How is a photon created when an electron jumps to a lower orbit?

Question

Everyone is taught that when an electron jumps from a high to a lower orbit, the difference in energy is emitted as a photon.

However, how does the photon get created? See more exact phrasing of the question, below.

What is a photon is answered here: What exactly is a photon?

How a photon is made in general, is answered here: How are photons made?

For the latter question, the answers by ACuriousMind and John Rennie appear to be relevant. An exact answer to my question would be nice though, as it seems to be missing on Physics Stack Exchange.

My own reasoning, directly based on reading John Rennie's answer:

A photon has an associated quantum field. Energy gets added into this field (the photon field) when the electron moves to a lower orbit. The energy comes from the lost energy in the electron field -- the two fields transfer energy. The energy added equals that of a photon, hence a photon is created and emitted.

As John Rennie points out "If we transfer energy into the photon field then it appears as a photon".

However this seemingly provides no explanation at all as to how the photon is created, beyond introducing the notion of quantum fields. How is it that energy just "appears as a photon"? What is the best model to explain this?

Answer 1

A model which you may find helpful at the level of ordinary quantum mechanics (without field theory) is as follows:

Suppose the electron starts in a state $\psi_1(\vec r)$ with energy $E_1$, and finishes in a state $\psi_0(\vec r)$ with energy $E_0$, and $E_1 > E_0$ if we're talking about emission.

In between start and finish, during the emission process, it is a state $a(t)\psi_1 + b(t) \psi_0$, where $a^2+b^2=1$ and the exact form doesn't concern us. This is not an eigenstate of the time-independent Schroedinger equation and the full description needs to include the different time dependences of the 2 states

$\Psi(\vec r,t)=a(t) e^{-i E_1 t/ \hbar} \psi_1(\vec r) +b(t)e^{-i E_0 t/\hbar} \psi_0(\vec r) $

Now consider the mean value of, say, the electron's $x$ co-ordinate (or any other if you prefer). It is $\int \Psi^* x \Psi dV$ which is

$a^2 \int x |\psi_1|^2 dV + b^2 \int x |\psi_2|^2 dV +ab^*e^{i(E_0-E_1)t/\hbar}\int x \psi_1 \psi_0^* dV +a^*be^{-i(E_0-E_1)t/\hbar}\int x \psi_1^* \psi_0 dV $

The first two terms are probably zero, by symmetry, unless the potential is asymmetric, and are anyway slowly-varying with time and can be ignored. The third and fourth terms combine to give a term proportional to $\cos((E_1-E_0)t/\hbar)$.

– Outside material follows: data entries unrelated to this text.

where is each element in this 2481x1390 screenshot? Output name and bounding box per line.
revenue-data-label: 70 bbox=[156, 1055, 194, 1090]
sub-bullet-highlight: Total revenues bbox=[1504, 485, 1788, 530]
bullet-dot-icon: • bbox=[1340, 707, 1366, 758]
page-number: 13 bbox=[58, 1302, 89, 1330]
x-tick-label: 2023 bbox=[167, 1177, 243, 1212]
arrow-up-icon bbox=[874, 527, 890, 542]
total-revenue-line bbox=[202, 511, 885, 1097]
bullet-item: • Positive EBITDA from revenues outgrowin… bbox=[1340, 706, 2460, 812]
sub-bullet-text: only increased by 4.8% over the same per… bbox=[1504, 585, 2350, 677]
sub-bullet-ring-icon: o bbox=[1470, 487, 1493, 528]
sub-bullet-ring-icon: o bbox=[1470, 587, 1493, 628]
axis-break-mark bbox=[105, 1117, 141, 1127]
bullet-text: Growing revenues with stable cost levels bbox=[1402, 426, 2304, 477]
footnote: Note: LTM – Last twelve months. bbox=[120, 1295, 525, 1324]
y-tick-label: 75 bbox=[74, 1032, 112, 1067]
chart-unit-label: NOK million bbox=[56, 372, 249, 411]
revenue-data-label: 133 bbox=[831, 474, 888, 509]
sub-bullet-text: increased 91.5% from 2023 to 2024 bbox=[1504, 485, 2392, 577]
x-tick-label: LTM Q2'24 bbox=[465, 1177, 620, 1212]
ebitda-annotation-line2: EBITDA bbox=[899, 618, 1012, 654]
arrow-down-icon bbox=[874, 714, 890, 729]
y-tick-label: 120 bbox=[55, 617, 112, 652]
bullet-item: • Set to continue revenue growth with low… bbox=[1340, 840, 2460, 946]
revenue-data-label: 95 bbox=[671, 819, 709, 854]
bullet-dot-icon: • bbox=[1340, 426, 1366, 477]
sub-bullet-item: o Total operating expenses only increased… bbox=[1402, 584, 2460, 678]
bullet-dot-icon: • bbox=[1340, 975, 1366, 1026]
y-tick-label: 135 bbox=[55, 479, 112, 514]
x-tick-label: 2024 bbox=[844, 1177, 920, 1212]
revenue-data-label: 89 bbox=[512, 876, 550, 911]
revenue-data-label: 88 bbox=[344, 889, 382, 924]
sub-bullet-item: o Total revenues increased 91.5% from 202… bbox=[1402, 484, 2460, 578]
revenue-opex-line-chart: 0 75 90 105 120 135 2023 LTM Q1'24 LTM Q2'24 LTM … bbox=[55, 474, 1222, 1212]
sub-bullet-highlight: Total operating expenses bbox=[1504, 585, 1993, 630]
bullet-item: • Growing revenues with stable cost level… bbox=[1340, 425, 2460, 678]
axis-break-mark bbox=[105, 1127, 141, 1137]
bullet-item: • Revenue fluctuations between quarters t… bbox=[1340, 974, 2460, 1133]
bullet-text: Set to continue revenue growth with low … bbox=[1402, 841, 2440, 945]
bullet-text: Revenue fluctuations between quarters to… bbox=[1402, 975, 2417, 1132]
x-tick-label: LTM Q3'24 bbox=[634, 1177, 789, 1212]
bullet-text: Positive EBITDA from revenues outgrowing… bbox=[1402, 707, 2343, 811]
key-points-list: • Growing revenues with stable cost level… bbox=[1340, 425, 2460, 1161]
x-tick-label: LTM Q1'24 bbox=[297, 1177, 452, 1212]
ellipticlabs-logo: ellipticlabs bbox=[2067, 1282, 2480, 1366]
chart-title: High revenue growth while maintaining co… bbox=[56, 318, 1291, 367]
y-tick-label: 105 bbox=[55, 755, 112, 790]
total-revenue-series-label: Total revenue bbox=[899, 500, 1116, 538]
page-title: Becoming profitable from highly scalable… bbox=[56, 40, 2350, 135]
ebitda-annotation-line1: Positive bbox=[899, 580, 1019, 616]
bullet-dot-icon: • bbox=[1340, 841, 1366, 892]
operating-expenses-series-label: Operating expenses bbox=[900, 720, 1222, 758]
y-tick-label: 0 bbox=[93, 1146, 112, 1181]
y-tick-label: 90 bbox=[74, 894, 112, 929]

So the mean position of the electron during this intermediate period is oscillating with frequency $\omega = {E_1-E_0 \over \hbar}$. This electron has a charge, so it is behaving like an oscillating dipole. Switching hats from QM to E&M, we remember that oscillating dipoles produce electromagnetic radiation. The frequency of that radiation is exactly right to balance energy conservation.

So your answer: photon is created as a chunk of dipole radiation from the charged electron as its mean position oscillates in the intermediate state between the initial and final energy levels.

(There are other ways of thinking about photons, of course. But this is a very nice example of the correspondence principle.)

Answer 2

TL;DR: there is a coupling between the electron and the electromagnetic field, which allows the transfer of energy and momentum from one to the other.

Atom, field and interaction
The net Hamiltonian of the atom and the electromagnetic field can be written as $$H=H_{atom}+H_{em} + H_{int},$$ where interaction term is actually the coupling of the electron to the part of the scalar and vector potentials, which are due to the EM field. One typically starts with solving separately the Hamiltonians for the atom and the EM field. The former gives us the energy levels (while the latter is usually already diagonal, as it describes free field, but there may be variations). The coupling is then included as a perturbation, and the first order contribution mixes the degenerate (and nearly degenerate) states of the atim and the field. E.g., the states with no photons and the atim excited has energy close to the state with the atom in its ground state and a photon present: $E_e=E_g+\hbar\omega_k$. Higher order processes (such as Raman scattering) appear in higher orders of perturbative expansion.

Jaynes-Cummings model
The simplest model of this type is Jaynes-Cummings model, with Hamiltonian: $$H_{atom}=E_e|e\rangle\langle e| + E_g|g\rangle\langle g|,\\ H_{em}=\hbar\omega_0a^\dagger a,\\ H_{int}=dE (a^\dagger + a)(|e\rangle\langle g|+|g\rangle\langle e|)$$ The interaction term is actually the product of the dipole moment of the atom $d(|e\rangle\langle g|+|g\rangle\langle e|)$ and the electric field due to photons, $E (a^\dagger + a)$. (There are some caveats if one uses thsi model for describing photon emission, I put it for illustartive purposes.)

Not only photons
The approach is by no means unique to photons - many interactions are discussed in this perturbative way.